As FFAA apresentaram observações dentro e fora do prazo, boa parte delas foi acolhida. Nenhuma ficou sem resposta do TSE. Mesmo assim, o Ministério da Defesa insiste: alinhado com os ataques sem evidências de Bolsonaro às urnas eletrônicas, quer por que quer determinar como devem ser feitas as eleições, numa atitude que atropela a Justiça Eleitoral, a legislação e o bom senso.
Mais, a repetição das críticas fortalece a tensão e a desconfiança em relação ao processo, aumenta o risco de tumulto e protestos violentos no dia da votação. A bomba jogada em comício do PT, o ataque ao carro do juiz que mandou prender o ex-ministro Milton Ribeiro e o assassinato de um petista no Paraná deveriam servir como alertas para a necessidade de não estimular conflitos. Forças Armadas, que podem ser chamadas para garantir a lei e a ordem, não podem fazer gestos que estimulem o desrespeito a esses princípios.

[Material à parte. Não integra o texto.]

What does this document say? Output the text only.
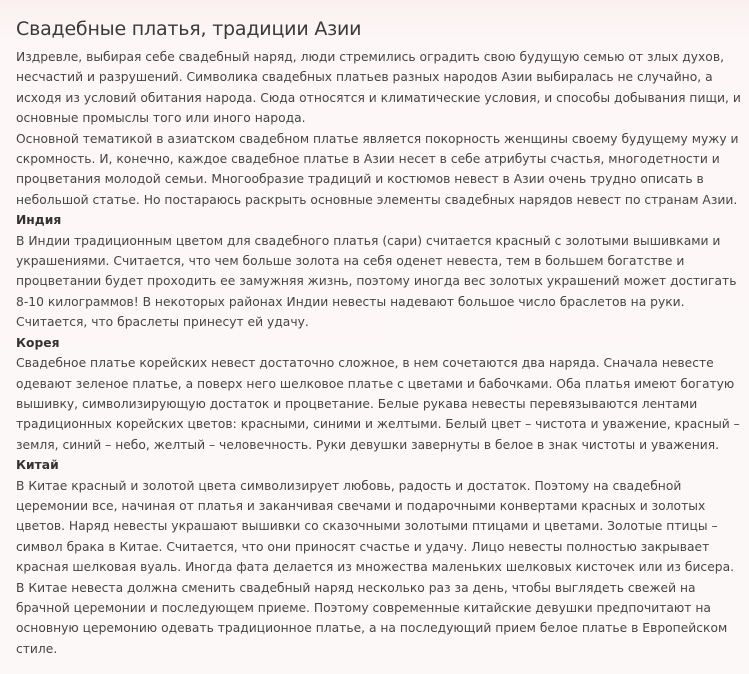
Свадебные платья, традиции Азии

Издревле, выбирая себе свадебный наряд, люди стремились оградить свою будущую семью от злых духов, несчастий и разрушений. Символика свадебных платьев разных народов Азии выбиралась не случайно, а исходя из условий обитания народа. Сюда относятся и климатические условия, и способы добывания пищи, и основные промыслы того или иного народа.

Основной тематикой в азиатском свадебном платье является покорность женщины своему будущему мужу и скромность. И, конечно, каждое свадебное платье в Азии несет в себе атрибуты счастья, многодетности и процветания молодой семьи. Многообразие традиций и костюмов невест в Азии очень трудно описать в небольшой статье. Но постараюсь раскрыть основные элементы свадебных нарядов невест по странам Азии.

Индия

В Индии традиционным цветом для свадебного платья (сари) считается красный с золотыми вышивками и украшениями. Считается, что чем больше золота на себя оденет невеста, тем в большем богатстве и процветании будет проходить ее замужняя жизнь, поэтому иногда вес золотых украшений может достигать 8-10 килограммов! В некоторых районах Индии невесты надевают большое число браслетов на руки. Считается, что браслеты принесут ей удачу.

Корея

Свадебное платье корейских невест достаточно сложное, в нем сочетаются два наряда. Сначала невесте одевают зеленое платье, а поверх него шелковое платье с цветами и бабочками. Оба платья имеют богатую вышивку, символизирующую достаток и процветание. Белые рукава невесты перевязываются лентами традиционных корейских цветов: красными, синими и желтыми. Белый цвет – чистота и уважение, красный – земля, синий – небо, желтый – человечность. Руки девушки завернуты в белое в знак чистоты и уважения.

Китай

В Китае красный и золотой цвета символизирует любовь, радость и достаток. Поэтому на свадебной церемонии все, начиная от платья и заканчивая свечами и подарочными конвертами красных и золотых цветов. Наряд невесты украшают вышивки со сказочными золотыми птицами и цветами. Золотые птицы – символ брака в Китае. Считается, что они приносят счастье и удачу. Лицо невесты полностью закрывает красная шелковая вуаль. Иногда фата делается из множества маленьких шелковых кисточек или из бисера.

В Китае невеста должна сменить свадебный наряд несколько раз за день, чтобы выглядеть свежей на брачной церемонии и последующем приеме. Поэтому современные китайские девушки предпочитают на основную церемонию одевать традиционное платье, а на последующий прием белое платье в Европейском стиле.
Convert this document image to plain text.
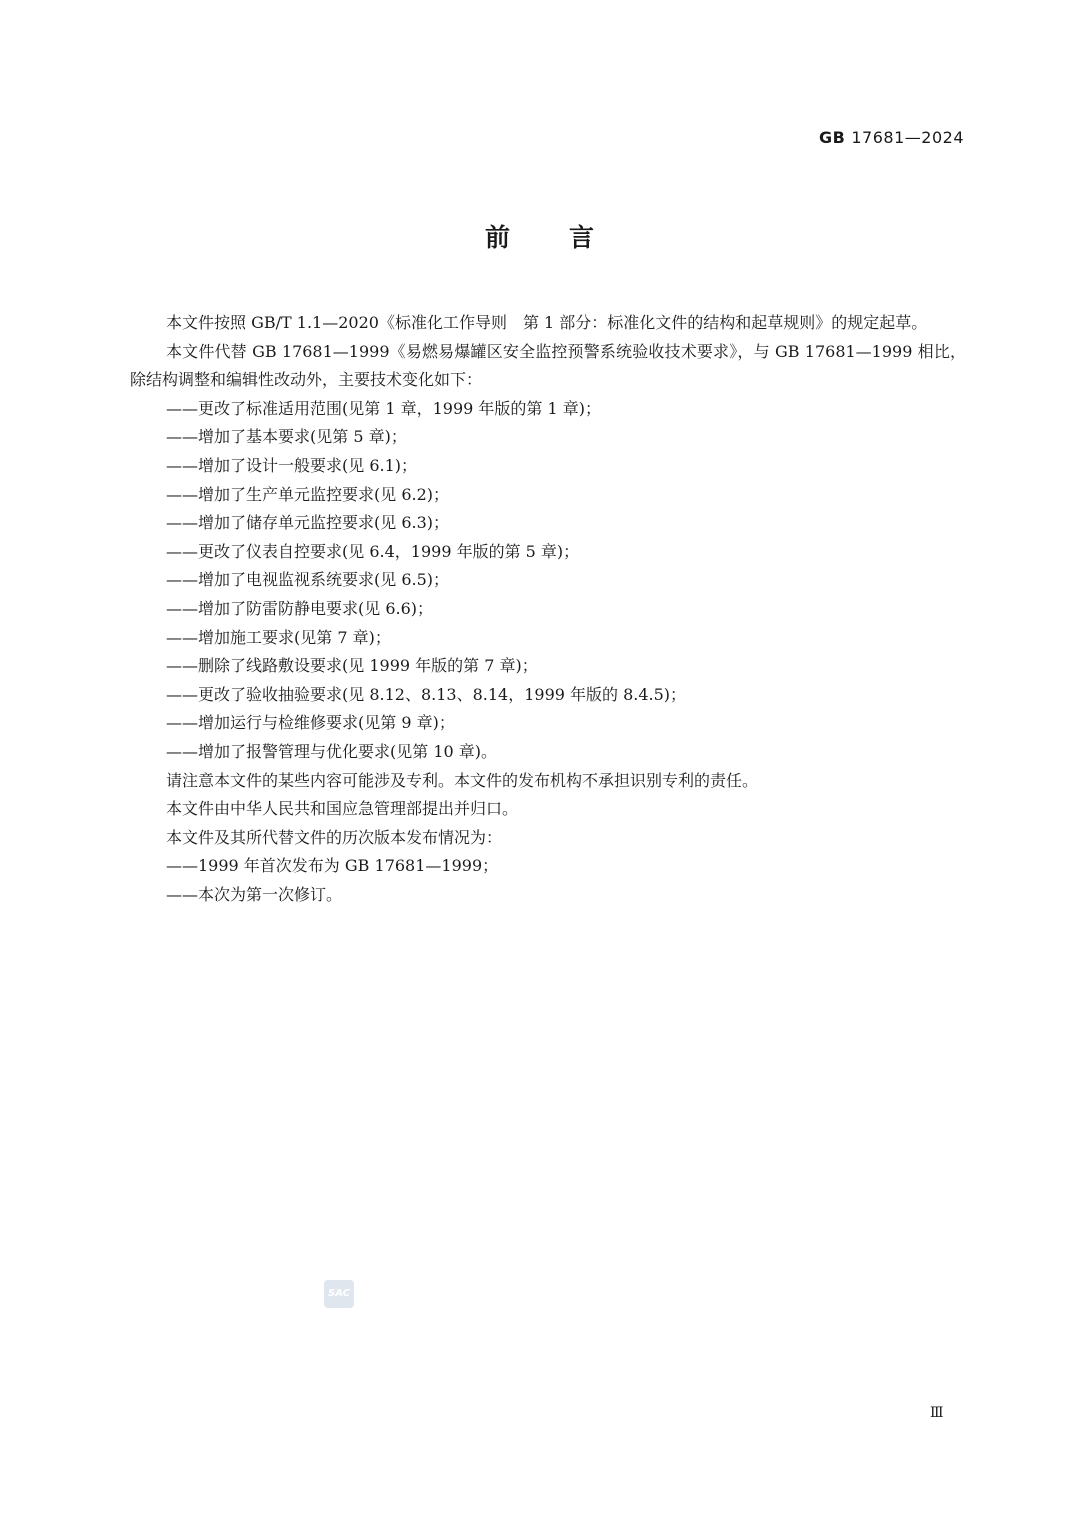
GB 17681—2024
前 言

本文件按照 GB/T 1.1—2020《标准化工作导则　第 1 部分：标准化文件的结构和起草规则》的规定起草。

本文件代替 GB 17681—1999《易燃易爆罐区安全监控预警系统验收技术要求》，与 GB 17681—1999 相比，除结构调整和编辑性改动外，主要技术变化如下：

——更改了标准适用范围(见第 1 章，1999 年版的第 1 章)；

——增加了基本要求(见第 5 章)；

——增加了设计一般要求(见 6.1)；

——增加了生产单元监控要求(见 6.2)；

——增加了储存单元监控要求(见 6.3)；

——更改了仪表自控要求(见 6.4，1999 年版的第 5 章)；

——增加了电视监视系统要求(见 6.5)；

——增加了防雷防静电要求(见 6.6)；

——增加施工要求(见第 7 章)；

——删除了线路敷设要求(见 1999 年版的第 7 章)；

——更改了验收抽验要求(见 8.12、8.13、8.14，1999 年版的 8.4.5)；

——增加运行与检维修要求(见第 9 章)；

——增加了报警管理与优化要求(见第 10 章)。

请注意本文件的某些内容可能涉及专利。本文件的发布机构不承担识别专利的责任。

本文件由中华人民共和国应急管理部提出并归口。

本文件及其所代替文件的历次版本发布情况为：

——1999 年首次发布为 GB 17681—1999；

——本次为第一次修订。

SAC
Ⅲ
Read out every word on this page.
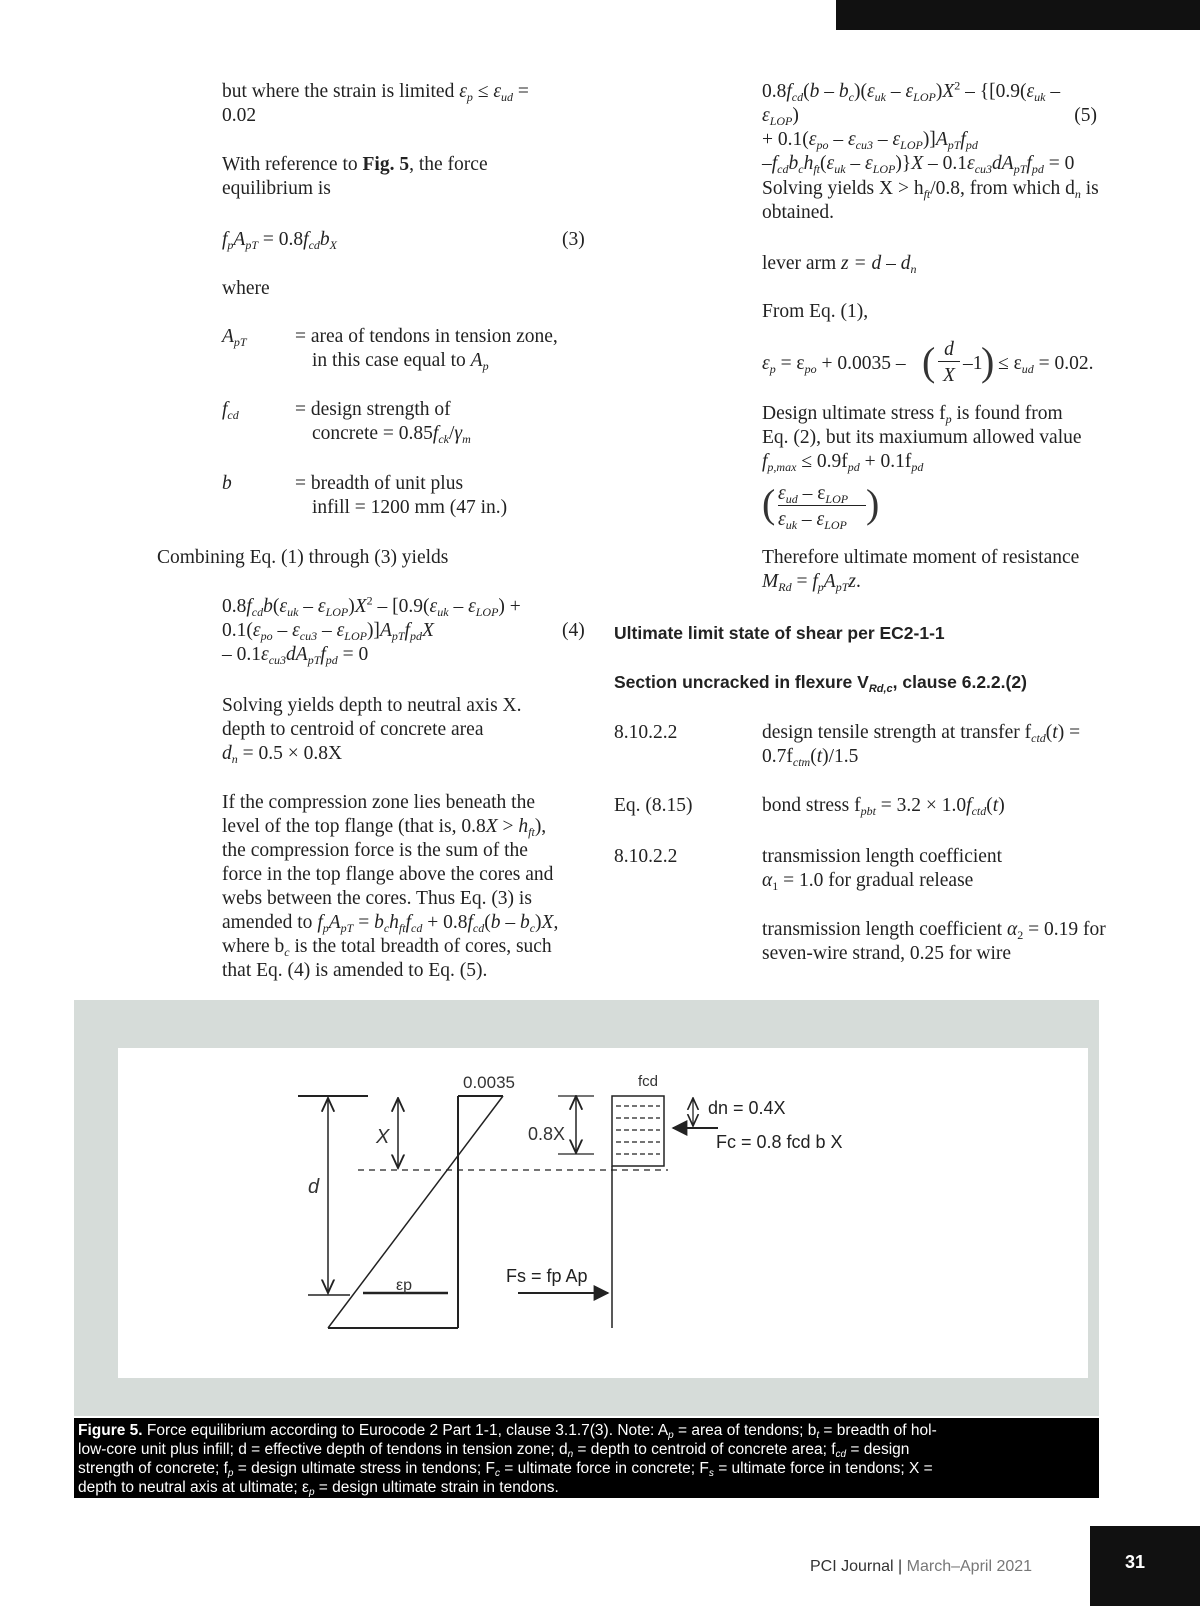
but where the strain is limited $\varepsilon_p \le \varepsilon_{ud}$ =
0.02
With reference to Fig. 5, the force
equilibrium is
$f_pA_{pT} = 0.8f_{cd}b_X$	(3)
where
$A_{pT}$ = area of tendons in tension zone,
in this case equal to $A_p$
$f_{cd}$	= design strength of
concrete = $0.85f_{ck}/\gamma_m$
b	= breadth of unit plus
infill = 1200 mm (47 in.)
Combining Eq. (1) through (3) yields
$0.8f_{cd}b(\varepsilon_{uk} - \varepsilon_{LOP})X^2 - [0.9(\varepsilon_{uk} - \varepsilon_{LOP})$ +
$0.1(\varepsilon_{po} - \varepsilon_{cu3} - \varepsilon_{LOP})]A_{pT}f_{pd}X$
– $0.1\varepsilon_{cu3}dA_{pT}f_{pd} = 0$
(4)
Solving yields depth to neutral axis X.
depth to centroid of concrete area
$d_n = 0.5 \times 0.8X$
If the compression zone lies beneath the
level of the top flange (that is, $0.8X > h_{ft}$),
the compression force is the sum of the
force in the top flange above the cores and
webs between the cores. Thus Eq. (3) is
amended to $f_pA_{pT} = b_ch_{ft}f_{cd} + 0.8f_{cd}(b - b_c)X$,
where $b_c$ is the total breadth of cores, such
that Eq. (4) is amended to Eq. (5).
$0.8f_{cd}(b - b_c)(\varepsilon_{uk} - \varepsilon_{LOP})X^2 - \{[0.9(\varepsilon_{uk} - \varepsilon_{LOP})$
+ $0.1(\varepsilon_{po} - \varepsilon_{cu3} - \varepsilon_{LOP})]A_{pT}f_{pd}$
$-f_{cd}b_ch_{ft}(\varepsilon_{uk} - \varepsilon_{LOP})\}X - 0.1\varepsilon_{cu3}dA_{pT}f_{pd} = 0$
(5)
Solving yields $X > h_{ft}/0.8$, from which $d_n$ is
obtained.
lever arm $z = d - d_n$
From Eq. (1),
$\varepsilon_p = \varepsilon_{po} + 0.0035$ – ( d
X
–1
) ≤ $\varepsilon_{ud} = 0.02$.
Design ultimate stress $f_p$ is found from
Eq. (2), but its maxiumum allowed value
$f_{p,max} \le 0.9f_{pd} + 0.1f_{pd}$
( $\varepsilon_{ud} - \varepsilon_{LOP}$
$\varepsilon_{uk} - \varepsilon_{LOP}$ )
Therefore ultimate moment of resistance
$M_{Rd} = f_pA_{pT}z$.
Ultimate limit state of shear per EC2-1-1
Section uncracked in flexure $V_{Rd,c}$, clause 6.2.2.(2)
8.10.2.2	design tensile strength at transfer $f_{ctd}(t)$ =
$0.7f_{ctm}(t)/1.5$
Eq. (8.15)	bond stress $f_{pbt} = 3.2 \times 1.0f_{ctd}(t)$
8.10.2.2	transmission length coefficient
$\alpha_1 = 1.0$ for gradual release
transmission length coefficient $\alpha_2 = 0.19$ for
seven-wire strand, 0.25 for wire
d
X
0.0035
εp
0.8X
fcd
dn = 0.4X
Fc = 0.8 fcd b X
Fs = fp Ap
Figure 5. Force equilibrium according to Eurocode 2 Part 1-1, clause 3.1.7(3). Note: $A_p$ = area of tendons; $b_t$ = breadth of hol-
low-core unit plus infill; d = effective depth of tendons in tension zone; $d_n$ = depth to centroid of concrete area; $f_{cd}$ = design
strength of concrete; $f_p$ = design ultimate stress in tendons; $F_c$ = ultimate force in concrete; $F_s$ = ultimate force in tendons; X =
depth to neutral axis at ultimate; $\varepsilon_p$ = design ultimate strain in tendons.
PCI Journal | March–April 2021	31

As urnas eletrônicas foram desenvolvidas e adotadas para acabar com as fraudes, comuns no tempo da votação em cédulas. Havia um processo viciado, urnas sumiam, votos em branco eram preenchidos na apuração, havia muita adulteração dos relatórios que deveriam registrar a vontade do eleitor. O sistema favorecia os partidos mais fortes, que dominavam a politica de cada cidade.
A proposta do voto impresso, derrotada no Congresso Nacional, embutia um grande risco. De posse da cópia física de seu voto, eleitores interessados em tumultuar o processo poderiam alegar que aquele registro não correspondia à opção digitada, o que geraria um caos, induziria à apuração manual em uma quantidade incalculável de seções eleitorais – e voltaria a valer a lei do mais forte.
Na semana passada, Nogueira de Oliveira apresentou outra proposta, a de criação de um teste de integridade. A Defesa sugeriu que houvesse, em algumas seções eleitorais, duas votações adicionais, apenas para teste: o eleitor votaria também num modelo de urna eletrônica e numa cédula de papel. Isto, para que os dois votos simulados fossem comparados.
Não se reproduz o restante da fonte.